Proving that basis always exists and is not unique How to prove that basis in a vector space $V$ always exists? Basis is a collection of vectors that are linearly independent and span $V$.
If $\dim(V)=n$ then $n$ linearly independent vectors form a basis because of basis extension theorem (to every set of linearly independent vectors we can add new vectors to make it a basis). It utilizes the fact that all bases are of equal length, therefore we don't need to add any new vectors, because we already $n$ of them. It means they form a basis.
But the key thing here is to prove that basis always exists and is not unique (to make the arguments valid), because we assumed bases exist and they are not unique in the theorem that all bases have equal length. You can find a bunch of basic theorems here.
If I were to show that there exists a collection of vectors that spans $V$, I'd simply say that you can simply take every single vector of $V$ - this collection will certainly span $V$.
 A: The proof every vector space has a basis uses the axiom of choice; the proof is similar to that of the well-ordering theorem. Let $f$ be a choice function on the set of nonempty subsets of $V$. By transfinite recursion we define for ordinals $\alpha$ a function $e\left(\alpha\right) :=f(V\backslash\text{span}\left\{ e\left(\beta\right)|\beta\in\alpha\right\} )$. This definition malfunctions iff the argument of $f$ is empty, i.e. we define $e\left(\alpha\right)$ until the span covers all of $V$. This is guaranteed to eventually happen, since otherwise one could inject the ordinals into the set $V$.
Replacing two basis elements $e_1,\,e_2$ with $a e_1\pm b e_2,\,a\neq 0\neq b$ is the usual way of showing a basis isn't unique. For this argument to work, we need the same span from this alternative. Certainly $2a e_1,\,2b e_2$ are included. In fields of characteristic 2, such as $\mathbb{F}_2$ (discussed in the above comments), we can't then divide by $2a,\,2b$ to finish the proof, because $2:=1+1=0$.
A: Your question (with the extra hypothesis that you added in the comments that you are assuming that the space is finite-dimensional) is not without problems.
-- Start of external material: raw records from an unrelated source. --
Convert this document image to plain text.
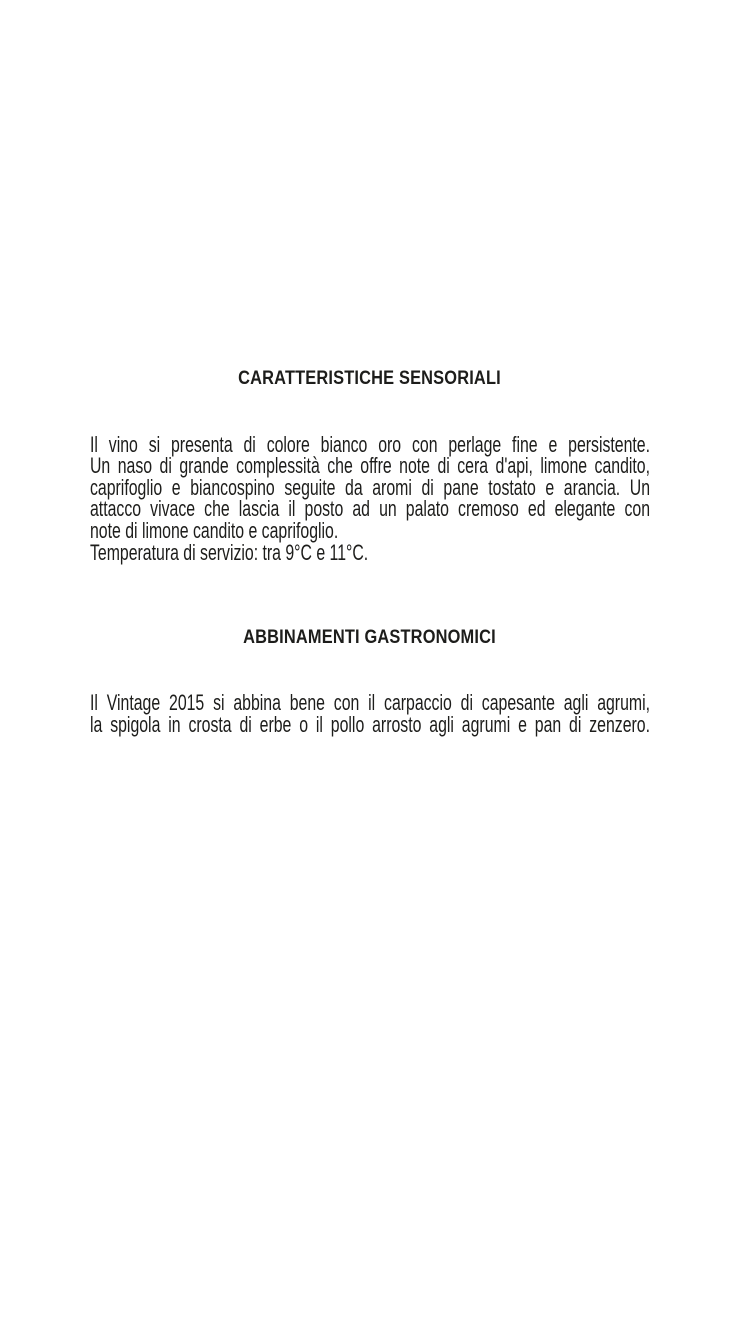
CARATTERISTICHE SENSORIALI
Il vino si presenta di colore bianco oro con perlage fine e persistente.
Un naso di grande complessità che offre note di cera d'api, limone candito,
caprifoglio e biancospino seguite da aromi di pane tostato e arancia. Un
attacco vivace che lascia il posto ad un palato cremoso ed elegante con
note di limone candito e caprifoglio.
Temperatura di servizio: tra 9°C e 11°C.
ABBINAMENTI GASTRONOMICI
Il Vintage 2015 si abbina bene con il carpaccio di capesante agli agrumi,
la spigola in crosta di erbe o il pollo arrosto agli agrumi e pan di zenzero.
In fact, usually one defines the dimension of a vector space as the cardinal of any of its basis (after proving that they all have the same cardinal). So, your hypothesis already assumes the existence of a basis.
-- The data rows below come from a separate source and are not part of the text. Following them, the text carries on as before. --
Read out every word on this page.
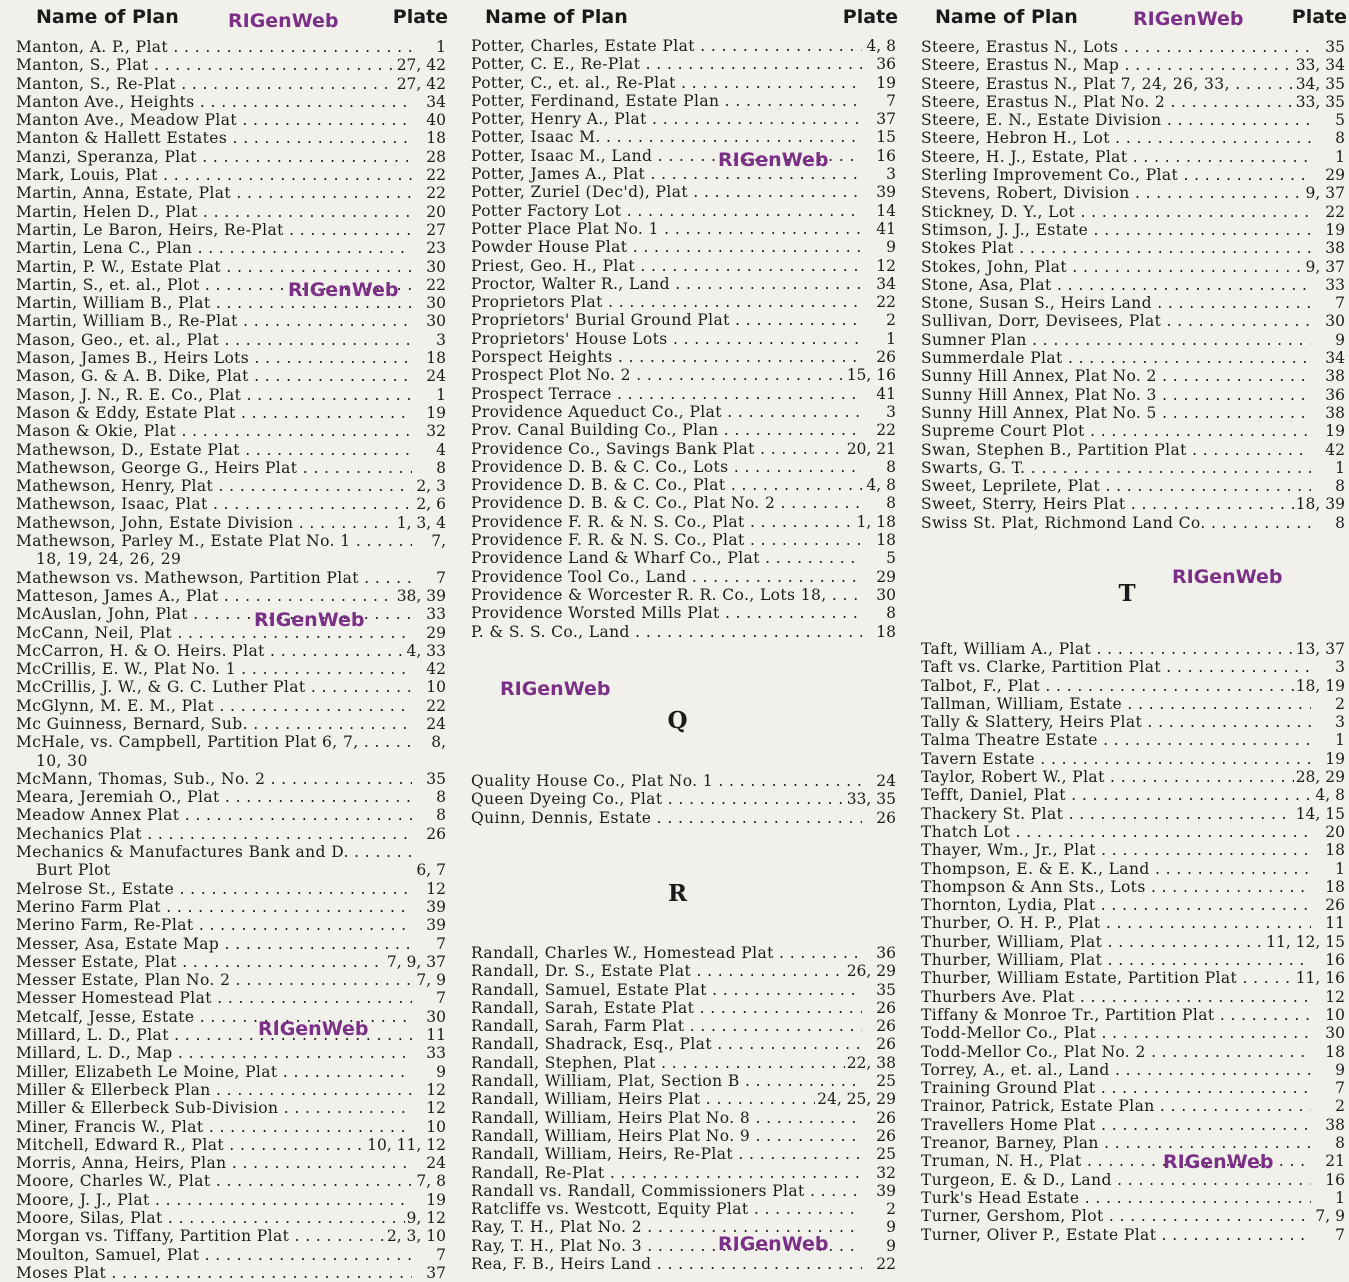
Name of Plan	Plate
Manton, A. P., Plat . . .	1
Manton, S., Plat . . .	27, 42
Manton, S., Re-Plat . . .	27, 42
Manton Ave., Heights . . .	34
Manton Ave., Meadow Plat . . .	40
Manton & Hallett Estates . . .	18
Manzi, Speranza, Plat . . .	28
Mark, Louis, Plat . . .	22
Martin, Anna, Estate, Plat . . .	22
Martin, Helen D., Plat . . .	20
Martin, Le Baron, Heirs, Re-Plat . . .	27
Martin, Lena C., Plan . . .	23
Martin, P. W., Estate Plat . . .	30
Martin, S., et. al., Plot . . .	22
Martin, William B., Plat . . .	30
Martin, William B., Re-Plat . . .	30
Mason, Geo., et. al., Plat . . .	3
Mason, James B., Heirs Lots . . .	18
Mason, G. & A. B. Dike, Plat . . .	24
Mason, J. N., R. E. Co., Plat . . .	1
Mason & Eddy, Estate Plat . . .	19
Mason & Okie, Plat . . .	32
Mathewson, D., Estate Plat . . .	4
Mathewson, George G., Heirs Plat . . .	8
Mathewson, Henry, Plat . . .	2, 3
Mathewson, Isaac, Plat . . .	2, 6
Mathewson, John, Estate Division . . .	1, 3, 4
Mathewson, Parley M., Estate Plat No. 1 . . .	7,
18, 19, 24, 26, 29
Mathewson vs. Mathewson, Partition Plat . . .	7
Matteson, James A., Plat . . .	38, 39
McAuslan, John, Plat . . .	33
McCann, Neil, Plat . . .	29
McCarron, H. & O. Heirs. Plat . . .	4, 33
McCrillis, E. W., Plat No. 1 . . .	42
McCrillis, J. W., & G. C. Luther Plat . . .	10
McGlynn, M. E. M., Plat . . .	22
Mc Guinness, Bernard, Sub. . . .	24
McHale, vs. Campbell, Partition Plat 6, 7, . . .	8,
10, 30
McMann, Thomas, Sub., No. 2 . . .	35
Meara, Jeremiah O., Plat . . .	8
Meadow Annex Plat . . .	8
Mechanics Plat . . .	26
Mechanics & Manufactures Bank and D. . . .
Burt Plot	6, 7
Melrose St., Estate . . .	12
Merino Farm Plat . . .	39
Merino Farm, Re-Plat . . .	39
Messer, Asa, Estate Map . . .	7
Messer Estate, Plat . . .	7, 9, 37
Messer Estate, Plan No. 2 . . .	7, 9
Messer Homestead Plat . . .	7
Metcalf, Jesse, Estate . . .	30
Millard, L. D., Plat . . .	11
Millard, L. D., Map . . .	33
Miller, Elizabeth Le Moine, Plat . . .	9
Miller & Ellerbeck Plan . . .	12
Miller & Ellerbeck Sub-Division . . .	12
Miner, Francis W., Plat . . .	10
Mitchell, Edward R., Plat . . .	10, 11, 12
Morris, Anna, Heirs, Plan . . .	24
Moore, Charles W., Plat . . .	7, 8
Moore, J. J., Plat . . .	19
Moore, Silas, Plat . . .	9, 12
Morgan vs. Tiffany, Partition Plat . . .	2, 3, 10
Moulton, Samuel, Plat . . .	7
Moses Plat . . .	37
Name of Plan	Plate
Potter, Charles, Estate Plat . . .	4, 8
Potter, C. E., Re-Plat . . .	36
Potter, C., et. al., Re-Plat . . .	19
Potter, Ferdinand, Estate Plan . . .	7
Potter, Henry A., Plat . . .	37
Potter, Isaac M. . . .	15
Potter, Isaac M., Land . . .	16
Potter, James A., Plat . . .	3
Potter, Zuriel (Dec'd), Plat . . .	39
Potter Factory Lot . . .	14
Potter Place Plat No. 1 . . .	41
Powder House Plat . . .	9
Priest, Geo. H., Plat . . .	12
Proctor, Walter R., Land . . .	34
Proprietors Plat . . .	22
Proprietors' Burial Ground Plat . . .	2
Proprietors' House Lots . . .	1
Porspect Heights . . .	26
Prospect Plot No. 2 . . .	15, 16
Prospect Terrace . . .	41
Providence Aqueduct Co., Plat . . .	3
Prov. Canal Building Co., Plan . . .	22
Providence Co., Savings Bank Plat . . .	20, 21
Providence D. B. & C. Co., Lots . . .	8
Providence D. B. & C. Co., Plat . . .	4, 8
Providence D. B. & C. Co., Plat No. 2 . . .	8
Providence F. R. & N. S. Co., Plat . . .	1, 18
Providence F. R. & N. S. Co., Plat . . .	18
Providence Land & Wharf Co., Plat . . .	5
Providence Tool Co., Land . . .	29
Providence & Worcester R. R. Co., Lots 18, . . .	30
Providence Worsted Mills Plat . . .	8
P. & S. S. Co., Land . . .	18
Q
Quality House Co., Plat No. 1 . . .	24
Queen Dyeing Co., Plat . . .	33, 35
Quinn, Dennis, Estate . . .	26
R
Randall, Charles W., Homestead Plat . . .	36
Randall, Dr. S., Estate Plat . . .	26, 29
Randall, Samuel, Estate Plat . . .	35
Randall, Sarah, Estate Plat . . .	26
Randall, Sarah, Farm Plat . . .	26
Randall, Shadrack, Esq., Plat . . .	26
Randall, Stephen, Plat . . .	22, 38
Randall, William, Plat, Section B . . .	25
Randall, William, Heirs Plat . . .	24, 25, 29
Randall, William, Heirs Plat No. 8 . . .	26
Randall, William, Heirs Plat No. 9 . . .	26
Randall, William, Heirs, Re-Plat . . .	25
Randall, Re-Plat . . .	32
Randall vs. Randall, Commissioners Plat . . .	39
Ratcliffe vs. Westcott, Equity Plat . . .	2
Ray, T. H., Plat No. 2 . . .	9
Ray, T. H., Plat No. 3 . . .	9
Rea, F. B., Heirs Land . . .	22
Name of Plan	Plate
Steere, Erastus N., Lots . . .	35
Steere, Erastus N., Map . . .	33, 34
Steere, Erastus N., Plat 7, 24, 26, 33, . . .	34, 35
Steere, Erastus N., Plat No. 2 . . .	33, 35
Steere, E. N., Estate Division . . .	5
Steere, Hebron H., Lot . . .	8
Steere, H. J., Estate, Plat . . .	1
Sterling Improvement Co., Plat . . .	29
Stevens, Robert, Division . . .	9, 37
Stickney, D. Y., Lot . . .	22
Stimson, J. J., Estate . . .	19
Stokes Plat . . .	38
Stokes, John, Plat . . .	9, 37
Stone, Asa, Plat . . .	33
Stone, Susan S., Heirs Land . . .	7
Sullivan, Dorr, Devisees, Plat . . .	30
Sumner Plan . . .	9
Summerdale Plat . . .	34
Sunny Hill Annex, Plat No. 2 . . .	38
Sunny Hill Annex, Plat No. 3 . . .	36
Sunny Hill Annex, Plat No. 5 . . .	38
Supreme Court Plot . . .	19
Swan, Stephen B., Partition Plat . . .	42
Swarts, G. T. . . .	1
Sweet, Leprilete, Plat . . .	8
Sweet, Sterry, Heirs Plat . . .	18, 39
Swiss St. Plat, Richmond Land Co. . . .	8
T
Taft, William A., Plat . . .	13, 37
Taft vs. Clarke, Partition Plat . . .	3
Talbot, F., Plat . . .	18, 19
Tallman, William, Estate . . .	2
Tally & Slattery, Heirs Plat . . .	3
Talma Theatre Estate . . .	1
Tavern Estate . . .	19
Taylor, Robert W., Plat . . .	28, 29
Tefft, Daniel, Plat . . .	4, 8
Thackery St. Plat . . .	14, 15
Thatch Lot . . .	20
Thayer, Wm., Jr., Plat . . .	18
Thompson, E. & E. K., Land . . .	1
Thompson & Ann Sts., Lots . . .	18
Thornton, Lydia, Plat . . .	26
Thurber, O. H. P., Plat . . .	11
Thurber, William, Plat . . .	11, 12, 15
Thurber, William, Plat . . .	16
Thurber, William Estate, Partition Plat . . .	11, 16
Thurbers Ave. Plat . . .	12
Tiffany & Monroe Tr., Partition Plat . . .	10
Todd-Mellor Co., Plat . . .	30
Todd-Mellor Co., Plat No. 2 . . .	18
Torrey, A., et. al., Land . . .	9
Training Ground Plat . . .	7
Trainor, Patrick, Estate Plan . . .	2
Travellers Home Plat . . .	38
Treanor, Barney, Plan . . .	8
Truman, N. H., Plat . . .	21
Turgeon, E. & D., Land . . .	16
Turk's Head Estate . . .	1
Turner, Gershom, Plot . . .	7, 9
Turner, Oliver P., Estate Plat . . .	7
RIGenWeb	RIGenWeb
RIGenWeb
RIGenWeb
RIGenWeb
RIGenWeb
RIGenWeb
RIGenWeb
RIGenWeb
RIGenWeb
However, let us say that a vector space $V$ over a field $k$ is finite-dimensional if it is generated by a finite set $S$. In that case, it makes sense to ask if every finite-dimensional space has a basis. And the answer is affirmative — unless, of course, $V=\{0\}$.
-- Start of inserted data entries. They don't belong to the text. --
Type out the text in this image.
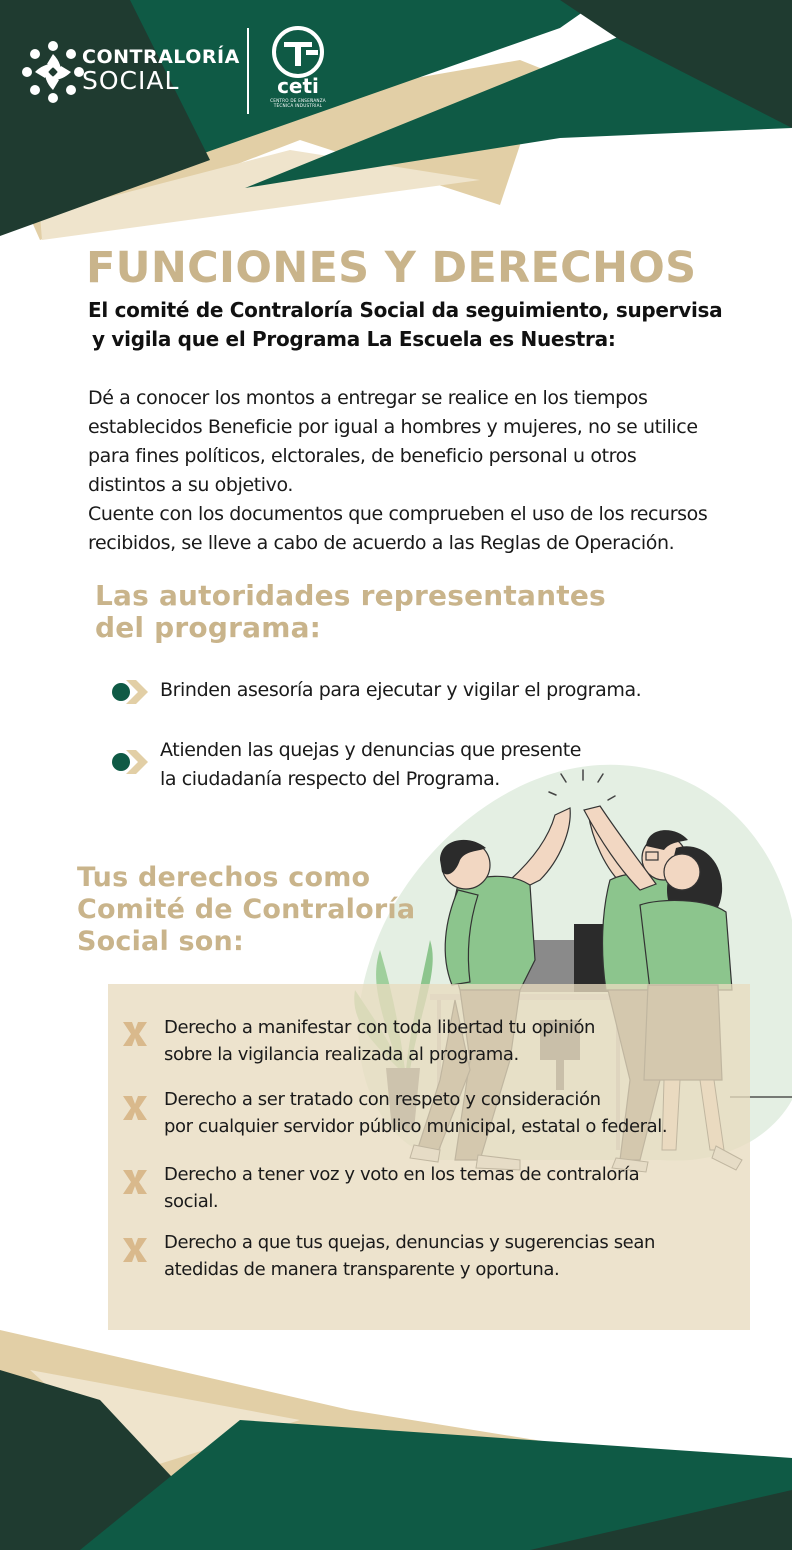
CONTRALORÍA
SOCIAL	ceti
CENTRO DE ENSEÑANZA
TÉCNICA INDUSTRIAL
FUNCIONES Y DERECHOS
El comité de Contraloría Social da seguimiento, supervisa
y vigila que el Programa La Escuela es Nuestra:
Dé a conocer los montos a entregar se realice en los tiempos
establecidos Beneficie por igual a hombres y mujeres, no se utilice
para fines políticos, elctorales, de beneficio personal u otros
distintos a su objetivo.
Cuente con los documentos que comprueben el uso de los recursos
recibidos, se lleve a cabo de acuerdo a las Reglas de Operación.
Las autoridades representantes
del programa:
Brinden asesoría para ejecutar y vigilar el programa.
Atienden las quejas y denuncias que presente
la ciudadanía respecto del Programa.
Tus derechos como
Comité de Contraloría
Social son:
Derecho a manifestar con toda libertad tu opinión
sobre la vigilancia realizada al programa.
Derecho a ser tratado con respeto y consideración
por cualquier servidor público municipal, estatal o federal.
Derecho a tener voz y voto en los temas de contraloría
social.
Derecho a que tus quejas, denuncias y sugerencias sean
atedidas de manera transparente y oportuna.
Let $B$ be, among the subsets of $S$ which generate $V$, one with the minimal number of elements. So, $B=\{v_1,v_2,\ldots,v_n\}$ (with $n\in\mathbb N$), $B$ generates $V$, and no subset of $B$ (other than $B$ itself) generates $V$. I will prove that $B$ is linearly independent, thereby proving that it is a basis of $V$. In order to do that, let $\alpha_1,\alpha_2,\ldots,\alpha_n\in k$ and suppose that $\alpha_1v_1+\alpha_2v_2+\cdots+\alpha_nv_n=0$. Suppose also that one of the $\alpha_k$'s is not $0$. We can, without loss of generality, suppose that $k=1$. Then$$v_1=-\frac{\alpha_2}{\alpha_1}v_2-\frac{\alpha_3}{\alpha_1}v_3-\cdots-\frac{\alpha_n}{\alpha_1}v_n$$and therefore the subspace of $V$ generated by $v_2,v_3,\ldots,v_n$ contains $v_1$. Since $B$ generates $V$, it follows from this observation that $V$ is generated by $B\setminus\{v_1\}$, which is absurd, since$$\#B\setminus\{v_1\}=n-1<n=\#B$$and we were assuming that $B$ had the minimal number of elements among the subsets of $S$ which generate $V$.
So, I proved that any finite-dimensional vector space $V\neq\{0\}$ has a basis. I cannot prove that it is not unique though, since this is not true. As it has been remarked in the comments, $\mathbb{F}_2$, as a vector field over itself, has a single basis: $\{1\}$.